Katie Otis, along with partners Angela Hornsby and Joe Mosnier, won a Centennial Award for work with "Listening for a Change: North Carolina Communities in Transition" as part of the Southern Oral History Program. Otis' component documented how flooding from Hurricane Floyd affected the lives of victims, especially the elderly.

"I was really impressed by their courage and how they were able to repair and recover their lives," she said.

Otis told a story of one man she met — who was about 80 years old — who lived independently but was hooked up to an oxygen machine during the interview because of breathing problems he suffered after the flood. Another elderly couple, during the height of the flooding, had to swim from their backyard to their front yard and cling to a tree for four hours until their rescue. The husband admitted in a later counseling session that he had even considered suicide, so deep was the depression into which he had fallen after the traumatic experience.

"Even for folks who were financially OK," Otis said, "just the experience of going through something like that can really shake you up."

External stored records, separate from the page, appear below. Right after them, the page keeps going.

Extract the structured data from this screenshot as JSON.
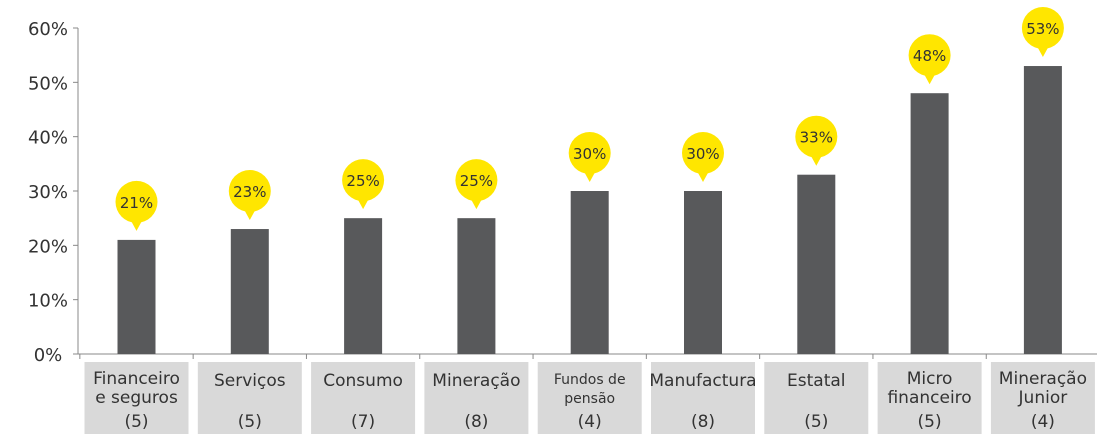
{
  "chart_data": {
    "type": "bar",
    "categories": [
      {
        "lines": [
          "Financeiro",
          "e seguros"
        ],
        "count": "(5)"
      },
      {
        "lines": [
          "Serviços"
        ],
        "count": "(5)"
      },
      {
        "lines": [
          "Consumo"
        ],
        "count": "(7)"
      },
      {
        "lines": [
          "Mineração"
        ],
        "count": "(8)"
      },
      {
        "lines": [
          "Fundos de",
          "pensão"
        ],
        "count": "(4)"
      },
      {
        "lines": [
          "Manufactura"
        ],
        "count": "(8)"
      },
      {
        "lines": [
          "Estatal"
        ],
        "count": "(5)"
      },
      {
        "lines": [
          "Micro",
          "financeiro"
        ],
        "count": "(5)"
      },
      {
        "lines": [
          "Mineração",
          "Junior"
        ],
        "count": "(4)"
      }
    ],
    "values": [
      21,
      23,
      25,
      25,
      30,
      30,
      33,
      48,
      53
    ],
    "data_labels": [
      "21%",
      "23%",
      "25%",
      "25%",
      "30%",
      "30%",
      "33%",
      "48%",
      "53%"
    ],
    "y_ticks": [
      "0%",
      "10%",
      "20%",
      "30%",
      "40%",
      "50%",
      "60%"
    ],
    "ylim": [
      0,
      60
    ],
    "title": "",
    "xlabel": "",
    "ylabel": "",
    "grid": false,
    "colors": {
      "bar": "#58595b",
      "label_bubble": "#ffe600",
      "category_box": "#d9d9d9",
      "axis": "#888888",
      "text": "#333333"
    }
  }
}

Otis plans to host a seminar in June in eastern North Carolina to "celebrate the tenacity and strength of the flood survivors." The program tentatively includes a multimedia presentation and a question-and-answer session with flood victims and state disaster relief officials.

Award winners were chosen after submitting an application detailing research methods, results and relevance to the state along with a faculty recommendation. A panel of 10 faculty members from a variety of disciplines reviewed the applications and selected the winners.

The quality of applications was so high, said Graduate School Associate Dean Michael Poock, that the Dean's Award was created in order to recognize more students.

"There was some really good research," Poock said. "The committee felt like, 'We have to recognize these somehow,' and that's how the Dean's Awards came about."